The Supreme Court's original jurisdiction case South Carolina v. North Carolina will never, ever be considered a blockbuster. Or even very interesting. Contrast it, in particular, with the Citizens United campaign finance reform case, whose long-awaited decision could well be the one handed down in a special court session convened for Thursday.
But let's pause, for one moment, to appreciate an aspect of the South Carolina v. North Carolina decision handed down Wednesday. That is, the fine, crisp, near-conversational writing style of Chief Justice John Roberts.

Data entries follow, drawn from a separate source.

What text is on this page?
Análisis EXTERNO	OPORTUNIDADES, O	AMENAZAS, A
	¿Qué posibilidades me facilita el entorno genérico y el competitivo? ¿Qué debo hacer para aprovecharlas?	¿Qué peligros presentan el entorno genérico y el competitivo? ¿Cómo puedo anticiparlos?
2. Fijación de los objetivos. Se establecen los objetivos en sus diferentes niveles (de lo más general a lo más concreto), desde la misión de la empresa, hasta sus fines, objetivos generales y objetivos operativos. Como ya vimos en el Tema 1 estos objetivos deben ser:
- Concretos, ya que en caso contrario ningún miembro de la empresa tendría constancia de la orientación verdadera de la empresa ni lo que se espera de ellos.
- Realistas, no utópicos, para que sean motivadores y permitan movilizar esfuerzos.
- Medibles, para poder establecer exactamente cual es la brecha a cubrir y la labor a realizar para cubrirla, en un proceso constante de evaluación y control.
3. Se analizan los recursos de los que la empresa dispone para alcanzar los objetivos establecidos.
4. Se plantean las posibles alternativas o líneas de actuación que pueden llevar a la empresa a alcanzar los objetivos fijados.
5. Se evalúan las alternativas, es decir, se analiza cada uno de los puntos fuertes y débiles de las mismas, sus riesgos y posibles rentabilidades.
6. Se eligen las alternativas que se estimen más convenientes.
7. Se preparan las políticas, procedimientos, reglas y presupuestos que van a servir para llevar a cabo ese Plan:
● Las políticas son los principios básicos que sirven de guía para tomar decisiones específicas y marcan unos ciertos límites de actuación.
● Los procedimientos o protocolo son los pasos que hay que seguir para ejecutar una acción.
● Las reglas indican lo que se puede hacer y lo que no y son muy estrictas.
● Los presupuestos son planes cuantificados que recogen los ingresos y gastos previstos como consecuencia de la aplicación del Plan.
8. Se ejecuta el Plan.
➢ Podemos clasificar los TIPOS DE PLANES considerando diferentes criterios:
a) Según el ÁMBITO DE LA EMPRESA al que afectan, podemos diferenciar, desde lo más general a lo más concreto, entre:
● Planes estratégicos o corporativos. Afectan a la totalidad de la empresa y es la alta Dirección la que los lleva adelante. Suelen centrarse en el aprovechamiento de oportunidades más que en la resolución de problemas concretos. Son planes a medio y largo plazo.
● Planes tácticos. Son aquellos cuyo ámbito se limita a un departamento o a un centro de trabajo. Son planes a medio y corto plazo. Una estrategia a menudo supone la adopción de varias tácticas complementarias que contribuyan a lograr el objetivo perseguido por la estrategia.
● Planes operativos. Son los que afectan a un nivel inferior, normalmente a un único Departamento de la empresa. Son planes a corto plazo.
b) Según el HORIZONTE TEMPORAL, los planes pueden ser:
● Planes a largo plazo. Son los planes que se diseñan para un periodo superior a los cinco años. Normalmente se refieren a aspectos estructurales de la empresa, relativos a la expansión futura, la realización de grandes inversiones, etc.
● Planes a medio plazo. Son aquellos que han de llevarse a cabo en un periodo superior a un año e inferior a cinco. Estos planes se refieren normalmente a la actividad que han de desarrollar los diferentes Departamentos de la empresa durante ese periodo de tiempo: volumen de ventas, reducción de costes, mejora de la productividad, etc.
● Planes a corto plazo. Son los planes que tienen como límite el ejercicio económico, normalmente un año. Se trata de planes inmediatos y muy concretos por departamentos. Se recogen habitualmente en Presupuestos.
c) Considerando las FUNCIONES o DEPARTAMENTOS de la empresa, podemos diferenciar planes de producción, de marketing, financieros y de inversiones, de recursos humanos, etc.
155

Setting aside the jurisprudence, the, you know, point of any decision, Suits & Sentences continues to be a fan of Chief Justice Roberts' writing. It's clear, plainspoken and effective; sometimes, a little extra touch is all it takes.
Consider this modest flourish from Roberts' partial dissent issued Wednesday.
"The result is literally unprecedented: Even though equitable apportionment actions are a significant part of our original docket, this Court has never before granted intervention in such a case to an entity other than a State, the United States, or an Indian tribe. Never."
See that? See how Roberts drives home the point with the reiteration of the word 'never,' hammered in with a potent, one-word sentence. At another point, Roberts runs out an explication and then adds:
"And all this for what?"
This is almost casual, easy on the ear -- and it thereby helps pull the reader along. Nicely done, sir.
Can you explain what "literally unprecedented" means?
Posted by: Lawrence Hurley | January 21, 2010 at 05:14 PM
Which brings up another point regarding use of language: Literally, every time someone uses the word literally, it is incorrect.
Posted by: Mike Doyle | January 21, 2010 at 09:05 PM
It's not necessarily incorrect - perhaps CJ Roberts wanted to distinguish his use of 'unprecedented' as meaning just that, that such a scenario had never occurred until that point, as opposed to the meaning given by colloquial or popular use.
Given his Honour's seemingly casual take on language, such a clarification might be quite useful ...
Posted by: Joe C | January 26, 2010 at 02:39 AM
What I don't understand is that my case District of Colorado 02-cv-1950 got dismissed on the premise that I was a totally incomprehensible writer, so incomprehensible and such gibberish that the defense didn't even need to file motions for more definite statement, but former judge Nottingham wasn't required to file a memorandum or opinion to supplement his dismissal of my claims and wasn't required to state any facts, other than his opinion that I am a bad writer, or find any facts, other than his opinion that I am a bad writer. See D of Colorado 02-cv1950 document 455
I do get excited and emotional and sometimes I make typos but I have all sorts of document evidence and caselaw and statutes and someone on the ABA law blog said I was a good writer.